The couple ran to the nearby concession stand, where the woman behind the counter called the front office. When a security guard finally arrived and looked up the tube to see what was blocking the McGhill family’s descent, he dropped to his knees in the sand and vomited
.
Pretty soon after that, the zoo was closed. It wasn’t much longer before the police arrived.
Cape showed up an hour later, ducking carefully under the yellow tape marking the crime scene. Two uniformed officers were carefully removing the top half of the plastic tube from which they’d already extracted a hysterical mother and son. A guy from the medical examiner’s office was yelling at them to not disturb the body. Cape couldn’t see a body from where he was standing, but as the officers shifted position he noticed a dark patch of sand at the base of the slide. Vincent Mango was kneeling and poking tentatively at the sand with a pencil. When he saw Cape, he nodded but stayed where he was.

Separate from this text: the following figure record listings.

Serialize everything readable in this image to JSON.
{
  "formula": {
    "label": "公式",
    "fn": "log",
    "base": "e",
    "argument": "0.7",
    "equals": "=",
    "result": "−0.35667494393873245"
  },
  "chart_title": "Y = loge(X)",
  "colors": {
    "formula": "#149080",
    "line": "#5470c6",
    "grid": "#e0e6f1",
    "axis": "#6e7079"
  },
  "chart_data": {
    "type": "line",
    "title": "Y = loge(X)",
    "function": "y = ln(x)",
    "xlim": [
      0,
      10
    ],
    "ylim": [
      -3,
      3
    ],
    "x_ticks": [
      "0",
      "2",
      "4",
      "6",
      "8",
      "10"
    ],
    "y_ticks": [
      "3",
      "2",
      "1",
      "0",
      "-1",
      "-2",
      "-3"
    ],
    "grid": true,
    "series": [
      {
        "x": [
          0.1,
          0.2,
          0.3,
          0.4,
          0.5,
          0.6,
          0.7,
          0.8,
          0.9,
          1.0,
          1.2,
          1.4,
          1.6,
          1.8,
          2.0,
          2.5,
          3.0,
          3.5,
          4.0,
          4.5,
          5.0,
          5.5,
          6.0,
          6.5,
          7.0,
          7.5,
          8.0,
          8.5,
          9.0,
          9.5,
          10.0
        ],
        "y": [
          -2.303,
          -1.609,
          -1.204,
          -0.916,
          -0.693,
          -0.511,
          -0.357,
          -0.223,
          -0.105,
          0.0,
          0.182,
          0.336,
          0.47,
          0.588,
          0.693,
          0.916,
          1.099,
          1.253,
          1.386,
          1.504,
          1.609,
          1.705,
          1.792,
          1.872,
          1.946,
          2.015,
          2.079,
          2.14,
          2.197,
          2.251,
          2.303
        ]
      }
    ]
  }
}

Beau detached himself from a pack of techs and walked over, smiling.
“Welcome to the San Francisco Zoo.”
“How come you’re always inviting me to these little get-togethers of yours?” asked Cape. “You and Vinnie need a chaperone?”
“You called me, dickhead, or don’t you remember?”
“I forgot—the street is your office.”
“Sorry I don’t have regular office hours, but I’m workin’ for the taxpayers.”
“I’m a taxpayer,” said Cape defensively.
“Not enough so I’d notice.”
“What’s in the slide?”
“Don’t you mean who?”
“I’m not sure from here,” replied Cape. “Are you?”
“Pretty sure,” said Beau, scratching his head. “Not that you should give a shit, but I’m pretty sure it’s Cecil Yun.”
“Yun?” Cape’s brow furrowed. “‘Cecil’ doesn’t strike me as your typical Chinese name.”
“Cecil wasn’t your typical Chinese guy,” said Beau. “He handled the business side of Freddie Wang’s business.”
“You mean the drug business.”
Beau nodded. “Among other things. Freddie has a diversified portfolio of unsavory business.”
“Cecil was a money guy?”
“Uh-huh. Pretty hands-on in the drug trade.”
“So what’s that mean for your other investigation?”
Beau frowned, the lines in his face like cracks in obsidian. “I hate to admit it, but it might mean Frank Alessi didn’t whack Otto the Butcher.”
“Payback?”
Beau shrugged. “Cecil wasn’t treated so well before he got shoved in the tube. There’s a blood trail from the panther’s cage, and the body’s definitely been mauled—you can tell just looking down the tube at his legs, but give the ME ten minutes and he’ll confirm it.”